Angkatan Udara berharap pendekatan ini akan membuatnya lebih tangguh terhadap potensi serangan terhadap perusahaan komando dan kontrolnya, menghemat uang untuk perawatan pesawat dan menggunakan penerbangnya dengan lebih efektif.

Dua dari 16 pesawat asli masih berada di Robins, menurut rilis Angkatan Udara.
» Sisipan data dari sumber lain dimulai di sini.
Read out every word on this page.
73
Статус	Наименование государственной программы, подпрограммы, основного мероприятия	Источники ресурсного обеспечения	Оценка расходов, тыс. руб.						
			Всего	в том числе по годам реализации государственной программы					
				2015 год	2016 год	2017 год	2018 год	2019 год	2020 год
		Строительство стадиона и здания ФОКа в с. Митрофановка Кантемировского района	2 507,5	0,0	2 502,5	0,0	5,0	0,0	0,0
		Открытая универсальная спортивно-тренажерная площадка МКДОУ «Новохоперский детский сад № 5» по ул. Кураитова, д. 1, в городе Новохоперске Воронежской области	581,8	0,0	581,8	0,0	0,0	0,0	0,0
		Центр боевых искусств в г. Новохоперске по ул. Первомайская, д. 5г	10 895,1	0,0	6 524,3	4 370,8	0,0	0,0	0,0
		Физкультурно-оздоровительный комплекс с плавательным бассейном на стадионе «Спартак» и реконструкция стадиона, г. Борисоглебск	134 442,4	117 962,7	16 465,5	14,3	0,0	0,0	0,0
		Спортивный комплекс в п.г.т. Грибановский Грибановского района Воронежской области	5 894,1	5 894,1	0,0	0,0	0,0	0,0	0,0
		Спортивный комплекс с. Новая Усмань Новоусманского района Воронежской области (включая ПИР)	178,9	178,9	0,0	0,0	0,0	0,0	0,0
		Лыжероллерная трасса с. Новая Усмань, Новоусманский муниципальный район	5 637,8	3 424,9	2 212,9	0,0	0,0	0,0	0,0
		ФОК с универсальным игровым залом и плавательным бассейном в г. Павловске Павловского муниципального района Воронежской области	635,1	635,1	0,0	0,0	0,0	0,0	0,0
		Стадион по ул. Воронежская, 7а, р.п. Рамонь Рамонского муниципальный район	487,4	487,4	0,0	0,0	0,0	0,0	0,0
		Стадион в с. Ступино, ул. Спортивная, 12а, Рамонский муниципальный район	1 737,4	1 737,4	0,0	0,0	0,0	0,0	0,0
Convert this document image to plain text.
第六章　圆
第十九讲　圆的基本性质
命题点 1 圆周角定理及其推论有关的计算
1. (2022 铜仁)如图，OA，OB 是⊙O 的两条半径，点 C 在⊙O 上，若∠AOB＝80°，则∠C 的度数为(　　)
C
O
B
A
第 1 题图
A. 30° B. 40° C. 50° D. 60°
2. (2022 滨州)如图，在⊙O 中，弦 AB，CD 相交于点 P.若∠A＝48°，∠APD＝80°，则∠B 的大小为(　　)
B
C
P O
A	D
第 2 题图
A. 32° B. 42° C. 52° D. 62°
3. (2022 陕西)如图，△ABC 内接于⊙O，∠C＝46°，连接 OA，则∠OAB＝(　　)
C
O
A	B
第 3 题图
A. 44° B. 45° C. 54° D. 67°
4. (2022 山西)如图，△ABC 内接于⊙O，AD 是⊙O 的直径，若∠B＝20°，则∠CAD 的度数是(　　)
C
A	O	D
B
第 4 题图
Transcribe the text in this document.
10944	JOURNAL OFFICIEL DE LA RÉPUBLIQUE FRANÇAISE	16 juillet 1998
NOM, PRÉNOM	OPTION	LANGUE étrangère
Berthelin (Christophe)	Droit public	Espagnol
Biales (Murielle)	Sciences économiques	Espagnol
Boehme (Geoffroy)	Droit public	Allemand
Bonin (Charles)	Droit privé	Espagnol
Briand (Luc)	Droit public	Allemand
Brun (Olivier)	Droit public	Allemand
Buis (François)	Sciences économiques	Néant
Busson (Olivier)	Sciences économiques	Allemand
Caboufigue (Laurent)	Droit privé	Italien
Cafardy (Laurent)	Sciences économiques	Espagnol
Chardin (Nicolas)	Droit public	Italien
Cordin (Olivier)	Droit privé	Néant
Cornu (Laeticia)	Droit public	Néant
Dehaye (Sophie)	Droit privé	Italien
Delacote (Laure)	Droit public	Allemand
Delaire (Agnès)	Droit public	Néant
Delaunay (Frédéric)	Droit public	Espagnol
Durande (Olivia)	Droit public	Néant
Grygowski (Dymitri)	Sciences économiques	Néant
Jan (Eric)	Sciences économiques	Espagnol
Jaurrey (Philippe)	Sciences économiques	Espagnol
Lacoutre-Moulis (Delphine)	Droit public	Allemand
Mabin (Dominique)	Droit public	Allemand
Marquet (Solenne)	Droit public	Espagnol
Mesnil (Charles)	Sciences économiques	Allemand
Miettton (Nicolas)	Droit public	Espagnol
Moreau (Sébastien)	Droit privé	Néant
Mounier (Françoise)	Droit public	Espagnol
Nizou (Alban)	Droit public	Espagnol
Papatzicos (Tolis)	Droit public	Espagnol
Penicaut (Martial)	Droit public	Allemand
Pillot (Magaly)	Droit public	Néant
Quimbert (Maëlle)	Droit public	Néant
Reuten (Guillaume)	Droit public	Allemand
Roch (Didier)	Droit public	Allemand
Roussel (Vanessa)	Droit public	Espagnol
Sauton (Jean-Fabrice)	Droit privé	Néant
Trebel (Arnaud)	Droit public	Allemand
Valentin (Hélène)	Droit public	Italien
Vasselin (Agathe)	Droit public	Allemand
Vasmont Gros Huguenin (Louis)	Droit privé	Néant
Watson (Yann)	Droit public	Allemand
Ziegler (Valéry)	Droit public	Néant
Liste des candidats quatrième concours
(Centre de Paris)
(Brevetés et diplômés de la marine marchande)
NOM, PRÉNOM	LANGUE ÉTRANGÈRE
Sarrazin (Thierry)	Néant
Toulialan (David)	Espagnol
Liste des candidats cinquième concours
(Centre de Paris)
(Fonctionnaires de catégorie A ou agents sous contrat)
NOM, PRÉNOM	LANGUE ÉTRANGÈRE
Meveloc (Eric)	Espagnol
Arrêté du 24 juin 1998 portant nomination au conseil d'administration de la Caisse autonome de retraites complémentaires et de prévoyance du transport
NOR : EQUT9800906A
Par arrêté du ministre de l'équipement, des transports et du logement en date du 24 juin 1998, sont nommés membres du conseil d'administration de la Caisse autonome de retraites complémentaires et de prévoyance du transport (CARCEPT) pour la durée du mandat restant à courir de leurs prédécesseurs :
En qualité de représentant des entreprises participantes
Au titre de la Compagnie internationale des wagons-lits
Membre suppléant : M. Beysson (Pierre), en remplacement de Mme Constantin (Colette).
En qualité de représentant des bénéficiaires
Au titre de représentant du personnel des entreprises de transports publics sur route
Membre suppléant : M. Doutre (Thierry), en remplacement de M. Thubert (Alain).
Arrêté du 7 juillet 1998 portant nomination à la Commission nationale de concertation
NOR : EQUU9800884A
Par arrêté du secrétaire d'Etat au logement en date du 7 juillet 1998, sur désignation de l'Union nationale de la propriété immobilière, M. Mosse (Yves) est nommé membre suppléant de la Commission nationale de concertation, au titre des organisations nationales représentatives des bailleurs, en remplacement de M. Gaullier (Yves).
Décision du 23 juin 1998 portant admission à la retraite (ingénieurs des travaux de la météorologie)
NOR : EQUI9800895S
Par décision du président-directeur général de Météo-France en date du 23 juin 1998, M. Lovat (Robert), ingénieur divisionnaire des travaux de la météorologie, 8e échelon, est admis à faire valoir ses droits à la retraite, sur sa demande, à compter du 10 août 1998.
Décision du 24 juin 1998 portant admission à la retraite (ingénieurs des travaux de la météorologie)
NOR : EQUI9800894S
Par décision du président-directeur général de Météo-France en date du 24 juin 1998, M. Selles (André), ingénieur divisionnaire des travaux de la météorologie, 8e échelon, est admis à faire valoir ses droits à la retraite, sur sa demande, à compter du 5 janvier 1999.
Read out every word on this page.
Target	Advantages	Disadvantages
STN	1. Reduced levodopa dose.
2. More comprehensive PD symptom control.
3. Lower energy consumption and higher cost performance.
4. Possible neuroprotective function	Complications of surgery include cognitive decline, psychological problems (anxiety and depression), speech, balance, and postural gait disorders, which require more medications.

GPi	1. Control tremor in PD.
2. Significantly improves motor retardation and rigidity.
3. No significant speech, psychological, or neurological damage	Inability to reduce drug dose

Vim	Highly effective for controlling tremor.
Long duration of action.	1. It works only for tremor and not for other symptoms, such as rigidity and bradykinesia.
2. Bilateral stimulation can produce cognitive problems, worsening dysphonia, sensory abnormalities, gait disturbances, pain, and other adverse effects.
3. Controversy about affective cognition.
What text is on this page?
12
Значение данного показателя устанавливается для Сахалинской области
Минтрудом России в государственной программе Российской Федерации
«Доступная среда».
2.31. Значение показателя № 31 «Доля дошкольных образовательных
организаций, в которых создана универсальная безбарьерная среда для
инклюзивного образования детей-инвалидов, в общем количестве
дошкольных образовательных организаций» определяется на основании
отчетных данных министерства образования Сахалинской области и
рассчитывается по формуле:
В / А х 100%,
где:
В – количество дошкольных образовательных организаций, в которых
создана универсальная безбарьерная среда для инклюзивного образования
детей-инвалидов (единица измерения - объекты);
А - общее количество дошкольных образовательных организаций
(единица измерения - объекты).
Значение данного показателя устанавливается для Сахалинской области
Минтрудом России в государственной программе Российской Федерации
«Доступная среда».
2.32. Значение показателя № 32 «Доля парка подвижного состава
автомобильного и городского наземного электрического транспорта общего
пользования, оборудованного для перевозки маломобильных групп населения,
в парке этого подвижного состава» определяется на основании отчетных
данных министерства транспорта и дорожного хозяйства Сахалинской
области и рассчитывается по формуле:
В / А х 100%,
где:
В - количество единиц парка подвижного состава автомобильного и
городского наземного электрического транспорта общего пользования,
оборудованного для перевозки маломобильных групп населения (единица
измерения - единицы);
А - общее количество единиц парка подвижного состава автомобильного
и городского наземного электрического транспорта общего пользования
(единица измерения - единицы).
JSTARS terakhir dijadwalkan berangkat ke kuburan pesawat pensiunan Angkatan Udara di Davis-Monthan AFB, Arizona, pada minggu pertama bulan November.

Penerbang masih dapat menggunakan jet tersebut untuk pelatihan kemahiran terbang sampai jet tersebut pensiun secara resmi, kata juru bicara Angkatan Udara Kapten Dustin Cole.

Ketika armada utamanya menyusut, Robins mulai menjalankan misi baru yang dianggap lebih relevan oleh Angkatan Udara dalam perang di masa depan.

Sembilan Pesawat relai komunikasi udara E-11A akan bermarkas di instalasi pusat Georgia, serta skuadron komando dan kontrol, kelompok yang berfokus pada peperangan spektrum elektromagnetik, dan kantor untuk menangani akuisisi teknologi komunikasi masa depan Angkatan Udara yang dikenal sebagai Sistem Manajemen Pertempuran Tingkat Lanjut.

Beberapa penerbang sudah bekerja untuk membuka unit-unit tersebut, sementara yang lain sedang dalam pelatihan untuk mempekerjakan mereka.

“Anda tidak bisa mengharapkan seorang sayap yang memiliki sejarah keunggulan yang panjang untuk duduk diam dan tidak melakukan apa pun ketika masih banyak pekerjaan yang harus dilakukan,” kata Dunlap dalam pernyataan emailnya. “Itu tidak ada dalam DNA kami.”

Rachel Cohen bergabung dengan Air Force Times sebagai reporter senior pada Maret 2021. Karyanya telah muncul di Air Force Magazine, Inside Defense, Inside Health Policy, Frederick News-Post (Md.), Washington Post, dan lainnya.